Beau Wanzer est arrivé dans nos vies par toutes petites touches: un maxi par-ci, un maxi par-là, une collab' cool, un one-shot ultra jouissif avec des potes... Mais parce que les disques nous sont arrivés dans le désordre et le brouhaha des sorties L.I.E.S. et affiliés, on a mis un moment à le distinguer dans le tout venant techno K7, le Beau, appréciant sans doute la netteté de son minimalisme au détour d'un Panier de crabes rempli ras-la-gueule mais peinant surtout à mettre le doigt sur ce qui le rendait si spécial...
Tout ça jusqu'à la sortie dans les derniers jours de 2014 de Beau Wanzer, double-LP autoproduit refusant tout net le statut de "premier album" et rempli de vieilleries intimes et de bricolages de l'extrême qui n'ont accessoirement que très ponctuellement quelque chose à voir avec la techno.
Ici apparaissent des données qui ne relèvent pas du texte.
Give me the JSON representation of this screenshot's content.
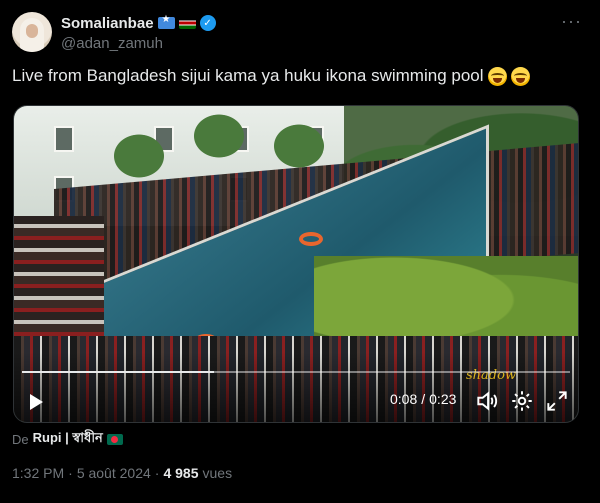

C'est un fait indéniable, Beau Wanzer est tout sauf un poser et un vrai cas vraiment à part dans le paysage dance actuel, qui s'en fiche pas mal de faire rentrer ses tracks dans les moules de la dance et dans les charts de Resident Advisor. L'interview ci-dessous, on était donc en quelque sorte obligés de la faire.
Pour commencer, une question toute bête sur ton passé de musicien: comment en es-tu venu à la musique électronique et pourquoi?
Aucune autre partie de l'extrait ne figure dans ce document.